ABEL SANCHEZ: CANELO JEST NUMEREM JEDEN RANKINGU P4P

Redakcja, Bad Left Hook

2019-11-05

Po sobotnim zwycięstwie nad Siergiejem Kowaliowem i zdobyciu tytułu mistrza świata wagi półciężkiej, Saul Alvarez (53-1-2, 36 KO) staje się numerem jeden bez podziału na kategorie w oczach coraz większej liczby kibiców, dziennikarzy i ludzi ze środowiska. Do grona zwolenników Canelo dołączył m.in. Abel Sanchez, trener wielu czempionów, w tym były opiekun wielkiego rywala Alvareza, Giennadija Gołowkina.

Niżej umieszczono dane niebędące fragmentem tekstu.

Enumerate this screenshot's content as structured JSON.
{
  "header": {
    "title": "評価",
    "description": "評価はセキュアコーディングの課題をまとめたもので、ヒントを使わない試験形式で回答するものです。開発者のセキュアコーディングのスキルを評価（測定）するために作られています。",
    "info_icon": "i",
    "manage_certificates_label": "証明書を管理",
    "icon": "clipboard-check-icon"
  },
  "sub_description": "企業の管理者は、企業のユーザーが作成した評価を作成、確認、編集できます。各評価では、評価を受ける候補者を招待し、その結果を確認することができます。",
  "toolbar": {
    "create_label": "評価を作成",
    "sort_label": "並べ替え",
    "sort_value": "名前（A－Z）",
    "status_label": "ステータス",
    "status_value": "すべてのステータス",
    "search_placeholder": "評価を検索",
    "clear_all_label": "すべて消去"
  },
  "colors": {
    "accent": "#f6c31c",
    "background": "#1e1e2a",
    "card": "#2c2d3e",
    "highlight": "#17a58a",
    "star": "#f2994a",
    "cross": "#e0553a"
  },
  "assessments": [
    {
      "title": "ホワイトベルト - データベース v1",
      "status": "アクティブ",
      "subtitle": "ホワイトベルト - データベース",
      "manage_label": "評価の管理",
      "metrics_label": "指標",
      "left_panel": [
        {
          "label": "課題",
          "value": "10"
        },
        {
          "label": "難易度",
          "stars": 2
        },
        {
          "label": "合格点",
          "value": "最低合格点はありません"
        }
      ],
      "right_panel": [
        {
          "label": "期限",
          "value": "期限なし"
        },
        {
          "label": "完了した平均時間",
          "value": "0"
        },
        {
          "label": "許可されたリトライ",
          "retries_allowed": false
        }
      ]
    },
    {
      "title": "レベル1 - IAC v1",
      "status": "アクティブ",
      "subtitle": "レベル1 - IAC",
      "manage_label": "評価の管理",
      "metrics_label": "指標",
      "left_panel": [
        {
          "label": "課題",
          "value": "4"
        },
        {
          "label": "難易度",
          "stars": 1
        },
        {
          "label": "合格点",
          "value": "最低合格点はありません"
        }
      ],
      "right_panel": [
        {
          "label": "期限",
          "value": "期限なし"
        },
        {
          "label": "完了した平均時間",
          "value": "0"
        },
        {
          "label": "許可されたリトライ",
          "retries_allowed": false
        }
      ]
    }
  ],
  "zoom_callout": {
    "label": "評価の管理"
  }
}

DE LA HOYA: CANELO JEST NAJLEPSZYM BOKSEREM NA ŚWIECIE >>>

- Canelo jest numerem jeden. Przemawia za nim jego dorobek. On walczył z gośćmi, z którymi nikt nie chciał się zmierzyć. Przed walką z Kowaliowem pozostali mistrzowie wagi półciężkiej rzadko wymieniali nazwisko ''Krushera'', dlaczego po walce z Alvarezem nagle stał się leszczem? Jedyne, czym jestem rozczarowany, to fakt, że Kowaliow porzucił nastawienie, które zostało mu wpojone w moim gymie. Mądry, stylowy, techniczny bokser: to nigdy nie był styl Kowaliowa i on nigdy nie będzie takim zawodnikiem - powiedział Sanchez i został zapytany o pojedynek Alvareza z jego rodakiem Jaime Munguią, młodym czempionem wagi junior średniej.

- Jeśli chodzi o walkę Canelo z Munguią, to byłaby ona łatwa dla Alvareza, jednak zasługuje on na takiego rywala. Nie można cały czas walczyć z elitą. Munguia jest jeszcze co najmniej trzy lata przed wejściem na ten poziom. To dzieciak z dużą przyszłością, ale za szybko pchają go do przodu - dodał jeden z najbardziej znanych trenerów zza Oceanu.